Personal details
- Born: Newark, New Jersey, U.S.
- Denomination: Roman Catholic
- Occupation: Franciscan sister; university professor; author; scientist;
- Alma mater: DeSales University (BS); Seton Hall University (MS); Rutgers University (PhD); Fordham University (MA, PhD);

= Ilia Delio =

American Catholic nun and scientist

Ilia Delio, OSF is an American Franciscan sister, theologian, author, and academic. In 2026, she retired from the Josephine C. Connelly Endowed Chair of Theology at Villanova University. She currently serves as executive director of the World Institute for Science, Religion and Culture (formerly the Center for Christogenesis), which she founded as an online educational resource. It builds upon the vision of Teilhard de Chardin and the integration of science, religion and technology.

==Education==
Delio earned a Bachelor of Science degree in biology at DeSales University (then Allentown College) and a master's degree in biology at Seton Hall University. She completed a doctorate in pharmacology at Rutgers University, New Jersey Medical School. Delio specialized in neuropharmacology and focused on neuromuscular disease. She gave up a postdoctoral fellowship at Johns Hopkins University in research on Alzheimer's disease, in order to enter a Carmelite monastery. She later joined a Franciscan community. After Delio entered the Franciscans, she enrolled at Rutgers University for a postdoctoral fellowship in neurotoxicology, where she researched heavy metal toxicity and nerve damage.

During her formation period in the Franciscan community, Delio attended Fordham University, earning a master's degree in theology and a doctorate in historical theology.

==Career==
After graduation from Fordham, she taught science and religion at Trinity College in Hartford, Connecticut. She then served as Professor and Chair of Spirituality Studies at Washington Theological Union for 12 years, where she taught Franciscan theology and spirituality, science and religion, and the history of Christianity. Delio then accepted a post as a Senior Research Fellow at Georgetown University's Woodstock Theological Center, focusing on science, religion and technology. After Woodstock closed in June 2013, she became the Haub Director of Catholic Studies at Georgetown University, before moving to Villanova. Delio speaks both nationally and internationally on topics such as quantum physics, artificial intelligence, evolution, and the importance and relevance of these fields for Christianity. She is the recipient of a Templeton Course Award in Science and Religion and holds four honorary degrees from Saint Francis University (Loretto, PA), Sacred Heart University (Bridgeport, CT), Catholic Theological Union (Chicago, IL), and Holy Family University (Philadelphia, PA). She is a Fellow of the International Society for Science and Religion. She also serves on the Board of Innovation for the Institute for Advanced Studies at Goethe University, Frankfurt, Germany, and is a Fellow of the Institute for the Study of Science and Religion (UK).

==Books==
Delio's 27 books include The Hours of the Universe: Reflections on God, Science and the Human Journey, which won a 2022 Nautilus Book Award (gold), and The Unbearable Wholeness of Being: God, Evolution, and the Power of Love, winner of the 2014 Nautilus Award (silver) and a Catholic Press Association Book Award. Selected other books include Care for Creation: A Franciscan Spirituality of the Earth (Catholic Press Book Award 2010), The Emergent Christ: Exploring the Meaning of Catholic in an Evolutionary Universe (Catholic Press Book Award 2013), and Making All Things New: Catholicity, Cosmology and Consciousness. The latter was nominated for the 2017 Grawemeyer Award at the University of Louisville. It was also a finalist for the United Kingdom’s 2019 Michael Ramsey Prize for theological writing. Many of her books have been translated into such languages as Spanish, Italian, German, Portuguese, and Polish.

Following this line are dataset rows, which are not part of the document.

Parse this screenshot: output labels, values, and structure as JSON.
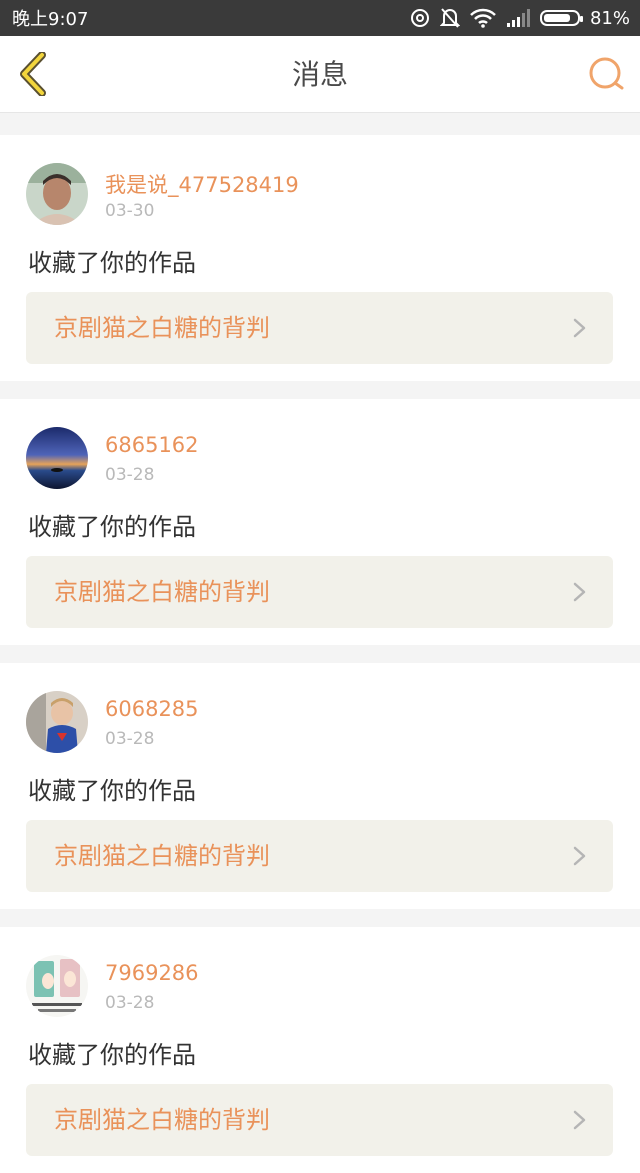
{
  "status_bar": {
    "time": "晚上9:07",
    "battery_percent": "81%",
    "battery_level": 0.81
  },
  "nav": {
    "title": "消息",
    "back_icon": "chevron-left-icon",
    "search_icon": "search-icon",
    "accent": "#e9925a"
  },
  "messages": [
    {
      "username": "我是说_477528419",
      "date": "03-30",
      "action": "收藏了你的作品",
      "work_title": "京剧猫之白糖的背判"
    },
    {
      "username": "6865162",
      "date": "03-28",
      "action": "收藏了你的作品",
      "work_title": "京剧猫之白糖的背判"
    },
    {
      "username": "6068285",
      "date": "03-28",
      "action": "收藏了你的作品",
      "work_title": "京剧猫之白糖的背判"
    },
    {
      "username": "7969286",
      "date": "03-28",
      "action": "收藏了你的作品",
      "work_title": "京剧猫之白糖的背判"
    }
  ]
}
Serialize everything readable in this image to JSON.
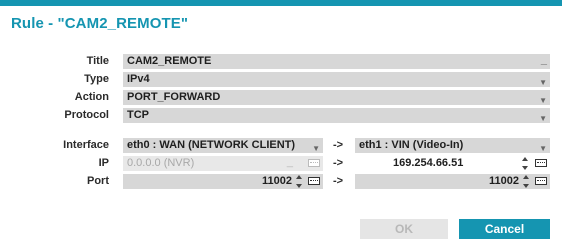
{
  "dialog": {
    "title": "Rule - \"CAM2_REMOTE\""
  },
  "labels": {
    "title": "Title",
    "type": "Type",
    "action": "Action",
    "protocol": "Protocol",
    "interface": "Interface",
    "ip": "IP",
    "port": "Port"
  },
  "fields": {
    "title_value": "CAM2_REMOTE",
    "type_value": "IPv4",
    "action_value": "PORT_FORWARD",
    "protocol_value": "TCP",
    "interface_src": "eth0 : WAN (NETWORK CLIENT)",
    "interface_dst": "eth1 : VIN (Video-In)",
    "ip_src_placeholder": "0.0.0.0 (NVR)",
    "ip_dst": "169.254.66.51",
    "port_src": "11002",
    "port_dst": "11002"
  },
  "arrows": {
    "interface": "->",
    "ip": "->",
    "port": "->"
  },
  "buttons": {
    "ok": "OK",
    "cancel": "Cancel"
  },
  "colors": {
    "accent": "#1595b1",
    "field_bg": "#d7d7d7",
    "disabled_field_bg": "#e8e8e8"
  },
  "icons": {
    "dropdown": "chevron-down-icon",
    "keyboard": "keyboard-icon",
    "spinner": "spinner-arrows-icon"
  }
}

In 2015 Delio launched a new Orbis Books series as its general editor, Catholicity in an Evolving Universe. There are ten books in the series as of 2023.

Her thinking and writing considers artificial Intelligence and religion, relational holism, panpsychism, evolution, human becoming, and theogenesis. Her most recent books include The Christian Mutation: Reclaiming the God of Jesus (Orbis, 2026); Whitehead and Teilhard: From Organism to Omega (Orbis, 2025); and The Not-Yet God: Carl Jung, Teilhard de Chardin and the Relational Whole (Orbis, 2023).